Wednesday, February 20, 2008
I BOUGHT A TIPI a few months ago—a big one—22ft in diameter with 30’ poles. I could tell you I bought it because I’ve always wanted one, or because I needed a place to put on the property for meditation, or for an escape. I could tell you I bought it because I thought it would make a good guest quarter, or a neat place to stay on a warm summer night. I could tell you a lot of things but the truth is I bought a tipi because one morning in mediation, I listened to a still small voice within and I followed it.
That voice led me to the top of a mountain on a road my 4x4 truck barely could manage and when there I saw a hillside filled with tipis and I felt my heart sing. I would then have to tell you about the feeling that came over me when I first pulled back the canvas door and stepped inside, but perhaps that feeling is best told in a quiet circle with a selected few…
I met two lovely people on the top of that mountain and witnessed a miracle that day that reminded me that dreams do come true, that life is worth living, and that there is still magic within those who dare to dream.
I bought a tipi. It sits, still, in the packing box it came in. I tried pulling it out once, with the help of a strong Native American man. With both of us we barely managed to get it out on the floor and were overwhelmed at the size of it. Both of us together could hardly open it so we decided to wait… wait until another day, when the time was right.
That was three months ago. I still touch it when I walk by the office… still look at the long poles stacked neatly beside the garden fence… still dream of hoisting it up one day and building a fire within… of making love in the firelight under a blanket of stars and of waking in the morning with sun’s light glowing through the canvas.
I bought a tipi. A big one. Big enough for family to stay over or for guests to enjoy. I drew a design to paint on it this spring. I gathered Red Tail Hawk feathers and owl, and raven for the top of the poles and for the inside. I have two rugs a friend loomed for me that will adorn the inside and I’m always on the look out for more. I have a hide, a big one, to lie on the floor for warmth and some Native art by a local artist.
When I listened to that voice inside that directed me to a mountain I previously didn’t know existed, I didn’t realize then, or even in the months that followed, that this tipi would actually be my home… now I do.
I bought a tipi one Sunday afternoon because I listened, and followed and in four months, when the spring flowers have bloomed and summer sun is knocking on spring’s door I will put my tipi upright between tall pine trees at the south garden gate and watch as the sun sets behind my other house… the one I hope to rebuild one day.
I bought a tipi. And I am glad.
© Cynthia Stewart
I STOOD AT THE KITCHEN sink this afternoon; hands plunged deep in warm soapy water and the smell of chicken soup bubbling on the stove wafting through the house. I stood there after the dishes were finished and watched through the large window that faces the pasture, the snow falling. Silver-dollar-sized flakes whirling in every direction one minute and then floating gently down in another and the two big chestnut trees are cloaked in white, their dark bark barely peeking under the white of winter.

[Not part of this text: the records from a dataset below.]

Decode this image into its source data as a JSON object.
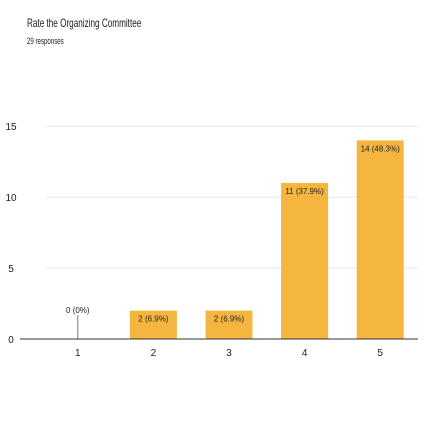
{
  "header": {
    "title": "Rate the Organizing Committee",
    "responses": "29 responses"
  },
  "chart_data": {
    "type": "bar",
    "categories": [
      "1",
      "2",
      "3",
      "4",
      "5"
    ],
    "values": [
      0,
      2,
      2,
      11,
      14
    ],
    "data_labels": [
      "0 (0%)",
      "2 (6.9%)",
      "2 (6.9%)",
      "11 (37.9%)",
      "14 (48.3%)"
    ],
    "ylim": [
      0,
      16
    ],
    "yticks": [
      0,
      5,
      10,
      15
    ],
    "grid": true,
    "bar_color": "#f4b63f",
    "title": "",
    "xlabel": "",
    "ylabel": ""
  }
}
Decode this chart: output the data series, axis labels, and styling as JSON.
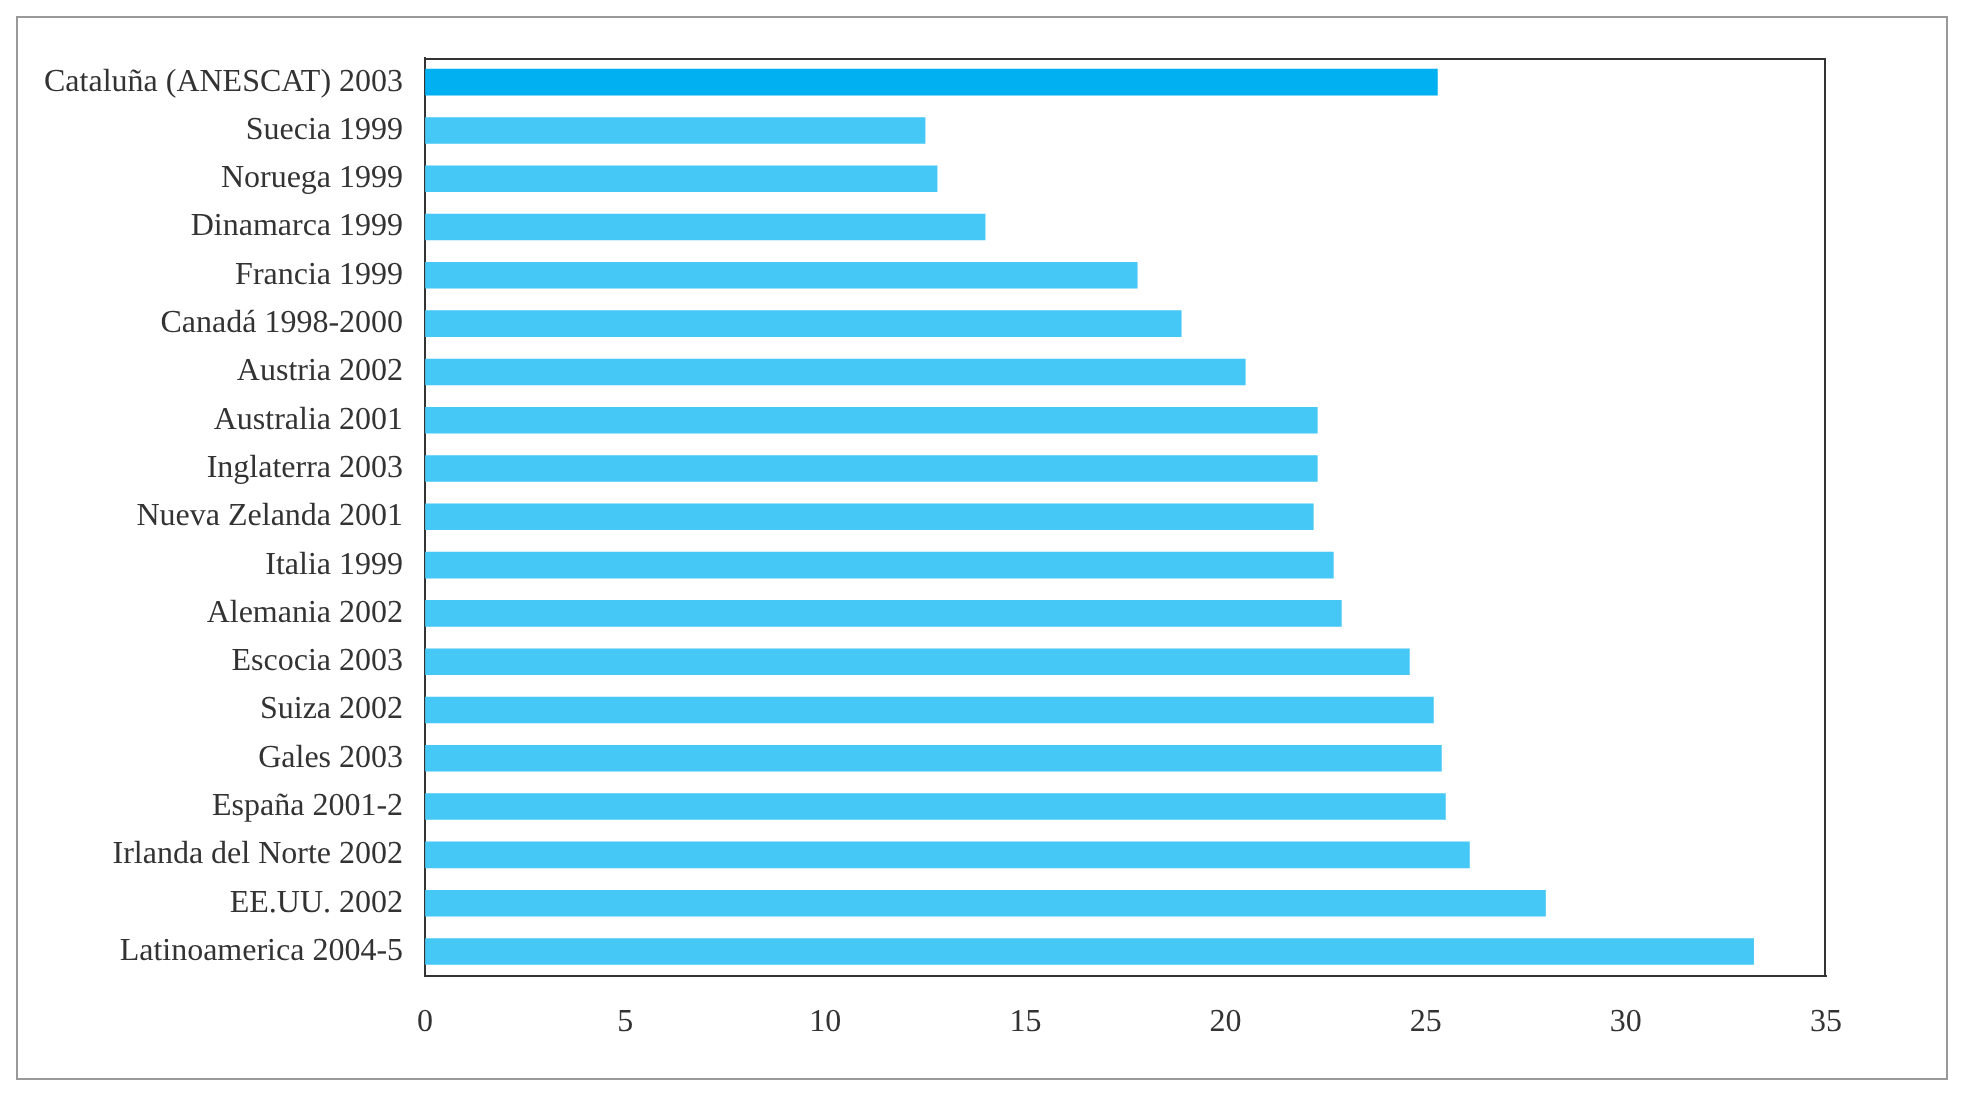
{
  "chart_data": {
    "type": "bar",
    "orientation": "horizontal",
    "categories": [
      "Cataluña (ANESCAT) 2003",
      "Suecia 1999",
      "Noruega 1999",
      "Dinamarca 1999",
      "Francia 1999",
      "Canadá 1998-2000",
      "Austria 2002",
      "Australia 2001",
      "Inglaterra 2003",
      "Nueva Zelanda 2001",
      "Italia 1999",
      "Alemania 2002",
      "Escocia 2003",
      "Suiza 2002",
      "Gales 2003",
      "España 2001-2",
      "Irlanda del Norte 2002",
      "EE.UU. 2002",
      "Latinoamerica 2004-5"
    ],
    "values": [
      25.3,
      12.5,
      12.8,
      14.0,
      17.8,
      18.9,
      20.5,
      22.3,
      22.3,
      22.2,
      22.7,
      22.9,
      24.6,
      25.2,
      25.4,
      25.5,
      26.1,
      28.0,
      33.2
    ],
    "colors": [
      "#00b0f0",
      "#45c8f5",
      "#45c8f5",
      "#45c8f5",
      "#45c8f5",
      "#45c8f5",
      "#45c8f5",
      "#45c8f5",
      "#45c8f5",
      "#45c8f5",
      "#45c8f5",
      "#45c8f5",
      "#45c8f5",
      "#45c8f5",
      "#45c8f5",
      "#45c8f5",
      "#45c8f5",
      "#45c8f5",
      "#45c8f5"
    ],
    "xlim": [
      0,
      35
    ],
    "xticks": [
      0,
      5,
      10,
      15,
      20,
      25,
      30,
      35
    ],
    "grid": false,
    "legend": false
  }
}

I’ve watched summer come and go from this window. Watched autumn in blazing glory. Watched 375 thousand leaves fall from the trees. And now as the soft whiteness surrounds me it occurs to me that I have been living here longer than I’d imagined already and with no change in sight.
A week from tomorrow, the 28th, of February, will mark exactly eight months since my house was destroyed by fire. Eight months! Is that possible? Standing at this kitchen window it is an anomalous feeling. It’s been so long now that sometimes it seems as if it didn’t really happen at all. I could almost forget for a minute but that my days are consumed with insurance receipts, engineers, contractors, and county building departments… my nights too. Besides, all I really have to do is drive ten minutes down the tree lined winding road, turn the corner, drive up the hill and there it sits—a gapping hole of a house—a mere shell perched precariously at the top, empty. Charred trees still standing like sentinels over an open roof and new wood framing reaching up in the sky like fingers reaching… reaching for what? For help? For a roof? For the family that once resided here? For the love? Do the trees miss the laughter? I know the garden misses my hands.
I know every rock stack on the property, every daffodil planted by little hands over the past six winters and where the red-tail hawk perches watching for his catch. I know the trail cut through the Manzanita by deer and where they lay on hot summer days in tall cool grass under the oaks. I know the time of day by the way the light filters through my window and when winter bids adieu to spring. I know better than to be attached to such things for I know that everything is temporary, but one… and that is love.
I love that place I called home. It's not the sticks and stuff, or even the stones I've placed in a large circle in the garden or the stacks that stand tall around the skirts of the property… it's the feeling I have when my hands are deep in the dirt at planting time or the smell of ripe tomatoes in the summer. It's the screech of the hawk and the coo of the doves I miss most, and light of the full moon as it dances across the back of the house to taunt me awake. It's the sense of belonging and the feeling of utter peace.
Tragedy happens, everyday. People manage to keep going. It’s just a house… wood and walls. Stuff really. In the scheme of life this is but a trifle… a hiccup. I know this yet sometimes I forget.